Immunohistochemical analysis of TGF-β1-dependent α-SMA expression in aging fibroblasts. Monolayers of patient-matched young (A and C) and aged (B and D) dermal fibroblasts were growth-arrested in serum-free medium for 48 hours. The medium was then replaced with either serum-free medium alone (A and B) or serum-free medium containing 10 ng/ml TGF-β1 (C and D) for 72 hours. The cells were then fixed and stained for α-SMA, as described in Materials and Methods. The cells were then mounted in Vectashield fluorescent mountant and viewed under UV light. All results shown are representative of dermal fibroblasts from three patient donors.
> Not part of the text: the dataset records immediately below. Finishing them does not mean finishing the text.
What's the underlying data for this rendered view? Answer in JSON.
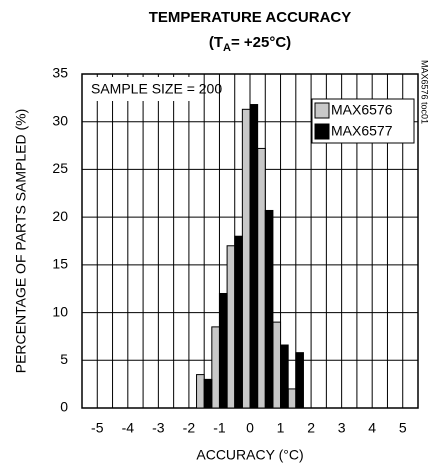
{
  "chart_data": {
    "type": "bar",
    "title": "TEMPERATURE ACCURACY",
    "subtitle": [
      "(T",
      "A",
      "= +25°C)"
    ],
    "annotation": "SAMPLE SIZE = 200",
    "side_label": "MAX6576 toc01",
    "x_label": "ACCURACY (°C)",
    "y_label": "PERCENTAGE OF PARTS SAMPLED (%)",
    "x": [
      -1.5,
      -1,
      -0.5,
      0,
      0.5,
      1,
      1.5
    ],
    "series": [
      {
        "name": "MAX6576",
        "color": "#c8c8c8",
        "values": [
          3.5,
          8.5,
          17,
          31.3,
          27.2,
          9,
          2
        ]
      },
      {
        "name": "MAX6577",
        "color": "#000000",
        "values": [
          3,
          12,
          18,
          31.8,
          20.7,
          6.6,
          5.8
        ]
      }
    ],
    "xlim": [
      -5.5,
      5.5
    ],
    "xticks": [
      -5,
      -4,
      -3,
      -2,
      -1,
      0,
      1,
      2,
      3,
      4,
      5
    ],
    "xminorticks": [
      -4.5,
      -3.5,
      -2.5,
      -1.5,
      -0.5,
      0.5,
      1.5,
      2.5,
      3.5,
      4.5
    ],
    "ylim": [
      0,
      35
    ],
    "yticks": [
      0,
      5,
      10,
      15,
      20,
      25,
      30,
      35
    ],
    "grid": true,
    "legend": "upper right"
  }
}
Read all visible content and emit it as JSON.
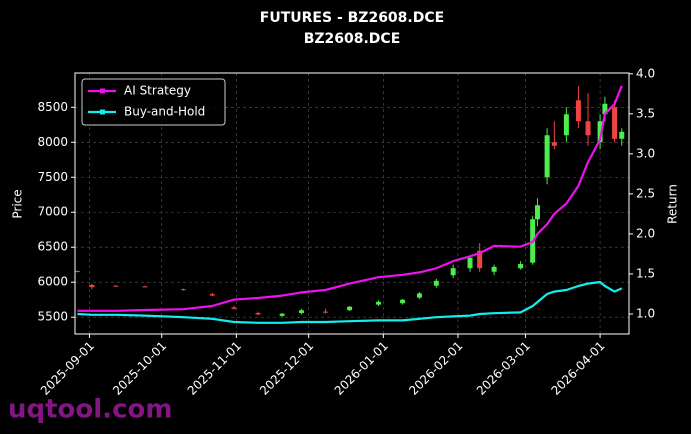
{
  "chart_data": {
    "type": "candlestick",
    "title": "FUTURES - BZ2608.DCE",
    "subtitle": "BZ2608.DCE",
    "ylabel": "Price",
    "y2label": "Return",
    "watermark": "uqtool.com",
    "x": [
      "2025-08-27",
      "2025-09-02",
      "2025-09-12",
      "2025-09-24",
      "2025-10-10",
      "2025-10-22",
      "2025-10-31",
      "2025-11-10",
      "2025-11-20",
      "2025-11-28",
      "2025-12-08",
      "2025-12-18",
      "2025-12-30",
      "2026-01-09",
      "2026-01-16",
      "2026-01-23",
      "2026-01-30",
      "2026-02-06",
      "2026-02-10",
      "2026-02-16",
      "2026-02-27",
      "2026-03-04",
      "2026-03-06",
      "2026-03-10",
      "2026-03-13",
      "2026-03-18",
      "2026-03-23",
      "2026-03-27",
      "2026-04-01",
      "2026-04-03",
      "2026-04-07",
      "2026-04-10"
    ],
    "open": [
      6160,
      5960,
      5950,
      5940,
      5900,
      5830,
      5640,
      5560,
      5520,
      5560,
      5580,
      5600,
      5680,
      5700,
      5780,
      5950,
      6100,
      6200,
      6450,
      6150,
      6200,
      6280,
      6900,
      7500,
      8000,
      8100,
      8600,
      8300,
      8000,
      8400,
      8500,
      8050
    ],
    "high": [
      6170,
      5980,
      5960,
      5950,
      5910,
      5850,
      5660,
      5580,
      5560,
      5620,
      5620,
      5660,
      5740,
      5760,
      5860,
      6050,
      6250,
      6380,
      6560,
      6250,
      6300,
      6950,
      7200,
      8200,
      8300,
      8500,
      8800,
      8700,
      8400,
      8650,
      8600,
      8200
    ],
    "low": [
      6140,
      5900,
      5940,
      5930,
      5880,
      5800,
      5610,
      5530,
      5500,
      5540,
      5550,
      5590,
      5660,
      5680,
      5760,
      5920,
      6060,
      6150,
      6150,
      6100,
      6180,
      6250,
      6800,
      7400,
      7900,
      8000,
      8200,
      7950,
      7900,
      8300,
      8000,
      7950
    ],
    "close": [
      6150,
      5930,
      5945,
      5935,
      5890,
      5810,
      5620,
      5540,
      5550,
      5600,
      5570,
      5650,
      5720,
      5750,
      5840,
      6020,
      6200,
      6350,
      6200,
      6220,
      6260,
      6900,
      7100,
      8100,
      7950,
      8400,
      8300,
      8100,
      8300,
      8550,
      8050,
      8150
    ],
    "up_color": "#4cee4c",
    "down_color": "#ee4444",
    "series": [
      {
        "name": "AI Strategy",
        "color": "#ee11ee",
        "axis": "y2",
        "values": [
          1.04,
          1.04,
          1.04,
          1.05,
          1.06,
          1.1,
          1.18,
          1.2,
          1.23,
          1.27,
          1.3,
          1.38,
          1.46,
          1.49,
          1.52,
          1.57,
          1.66,
          1.72,
          1.76,
          1.85,
          1.84,
          1.9,
          2.0,
          2.12,
          2.25,
          2.38,
          2.6,
          2.9,
          3.18,
          3.5,
          3.62,
          3.85
        ]
      },
      {
        "name": "Buy-and-Hold",
        "color": "#11eeee",
        "axis": "y2",
        "values": [
          1.0,
          0.99,
          0.99,
          0.98,
          0.96,
          0.94,
          0.9,
          0.89,
          0.89,
          0.9,
          0.9,
          0.91,
          0.92,
          0.92,
          0.94,
          0.96,
          0.97,
          0.98,
          1.0,
          1.01,
          1.02,
          1.1,
          1.15,
          1.25,
          1.28,
          1.3,
          1.35,
          1.38,
          1.4,
          1.35,
          1.28,
          1.32
        ]
      }
    ],
    "xlim": [
      "2025-08-26",
      "2026-04-13"
    ],
    "xticks": [
      "2025-09-01",
      "2025-10-01",
      "2025-11-01",
      "2025-12-01",
      "2026-01-01",
      "2026-02-01",
      "2026-03-01",
      "2026-04-01"
    ],
    "ylim": [
      5260,
      8990
    ],
    "yticks": [
      5500,
      6000,
      6500,
      7000,
      7500,
      8000,
      8500
    ],
    "y2lim": [
      0.75,
      4.01
    ],
    "y2ticks": [
      {
        "value": 1,
        "label": "1.0"
      },
      1.5,
      {
        "value": 2,
        "label": "2.0"
      },
      2.5,
      {
        "value": 3,
        "label": "3.0"
      },
      3.5,
      {
        "value": 4,
        "label": "4.0"
      }
    ],
    "grid": true,
    "legend": "upper left"
  }
}
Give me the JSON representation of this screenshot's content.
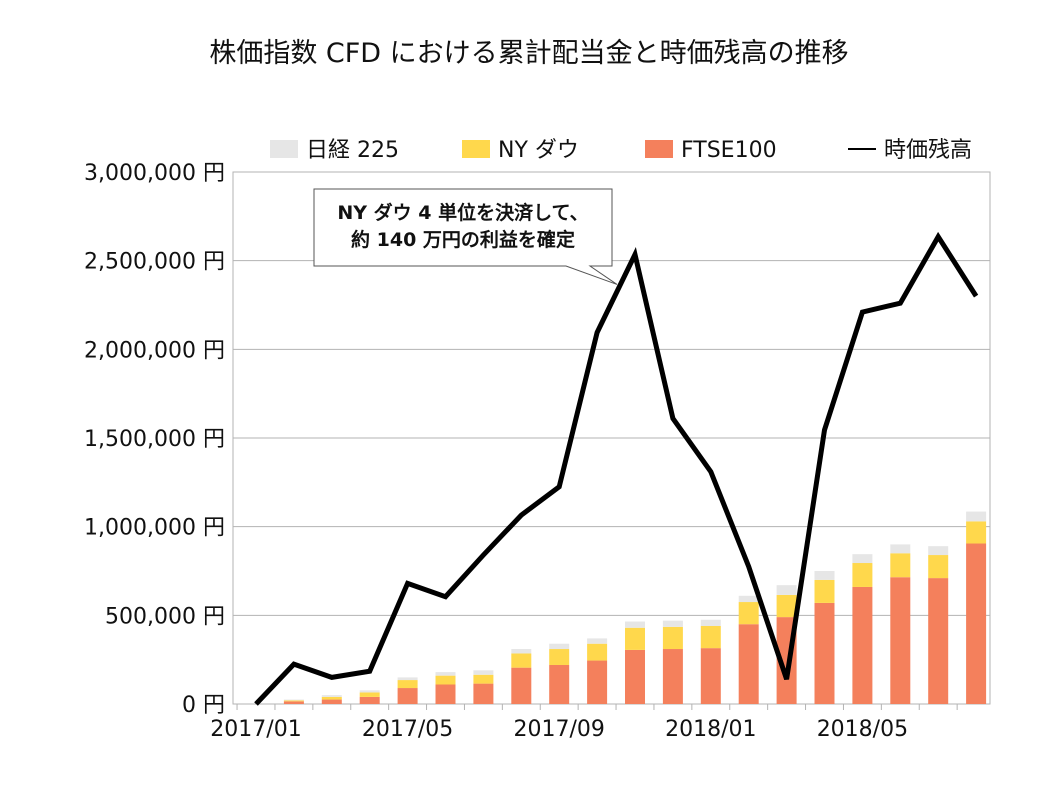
{
  "chart_data": {
    "type": "bar",
    "title": "株価指数 CFD における累計配当金と時価残高の推移",
    "xlabel": "",
    "ylabel": "",
    "ylim": [
      0,
      3000000
    ],
    "y_unit": "円",
    "yticks": [
      "0 円",
      "500,000 円",
      "1,000,000 円",
      "1,500,000 円",
      "2,000,000 円",
      "2,500,000 円",
      "3,000,000 円"
    ],
    "categories": [
      "2017/01",
      "2017/02",
      "2017/03",
      "2017/04",
      "2017/05",
      "2017/06",
      "2017/07",
      "2017/08",
      "2017/09",
      "2017/10",
      "2017/11",
      "2017/12",
      "2018/01",
      "2018/02",
      "2018/03",
      "2018/04",
      "2018/05",
      "2018/06",
      "2018/07",
      "2018/08"
    ],
    "xtick_labels": [
      "2017/01",
      "2017/05",
      "2017/09",
      "2018/01",
      "2018/05"
    ],
    "xtick_indices": [
      0,
      4,
      8,
      12,
      16
    ],
    "stacked": true,
    "series": [
      {
        "name": "FTSE100",
        "kind": "bar",
        "color": "#f4805c",
        "values": [
          0,
          15000,
          25000,
          40000,
          90000,
          110000,
          115000,
          205000,
          220000,
          245000,
          305000,
          310000,
          315000,
          450000,
          490000,
          570000,
          660000,
          715000,
          710000,
          905000
        ]
      },
      {
        "name": "NY ダウ",
        "kind": "bar",
        "color": "#ffd84c",
        "values": [
          0,
          5000,
          15000,
          25000,
          45000,
          50000,
          50000,
          80000,
          90000,
          95000,
          125000,
          125000,
          125000,
          125000,
          125000,
          130000,
          135000,
          135000,
          130000,
          125000
        ]
      },
      {
        "name": "日経 225",
        "kind": "bar",
        "color": "#e6e6e6",
        "values": [
          0,
          5000,
          10000,
          12000,
          15000,
          20000,
          25000,
          25000,
          30000,
          30000,
          35000,
          35000,
          35000,
          35000,
          55000,
          50000,
          50000,
          50000,
          50000,
          55000
        ]
      },
      {
        "name": "時価残高",
        "kind": "line",
        "color": "#000000",
        "values": [
          0,
          225000,
          150000,
          185000,
          680000,
          605000,
          840000,
          1065000,
          1225000,
          2095000,
          2535000,
          1610000,
          1310000,
          775000,
          140000,
          1545000,
          2210000,
          2260000,
          2635000,
          2300000
        ]
      }
    ],
    "legend_order": [
      "日経 225",
      "NY ダウ",
      "FTSE100",
      "時価残高"
    ],
    "legend_position": "top",
    "grid": true,
    "annotation": {
      "lines": [
        "NY ダウ 4 単位を決済して、",
        "約 140 万円の利益を確定"
      ],
      "target_index": 10
    }
  }
}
Original magnification, ×100. E: In a parallel experiment expression of α-SMA mRNA was quantified by QPCR. Confluent monolayers of patient-matched young and aged dermal fibroblasts were growth-arrested in serum-free medium for 48 hours, before addition of either serum-free medium alone (white bar) or serum-free medium containing 10 ng/ml TGF-β1 (black bar) for 72 hours. Total mRNA was extracted, and α-SMA expression was assessed by RT-QPCR. Ribosomal RNA expression was used as an endogenous control, and gene expression was assessed relative to control (unstimulated) aged fibroblasts. The comparative C_T method was used for relative quantification of gene expression, and the results represent the mean ± SE of dermal fibroblasts from nine individual experiments with cells isolated from three patient donors. Statistical analysis was performed by the Student’s t-test: *P < 0.05; **P < 0.01, compared with aged cells.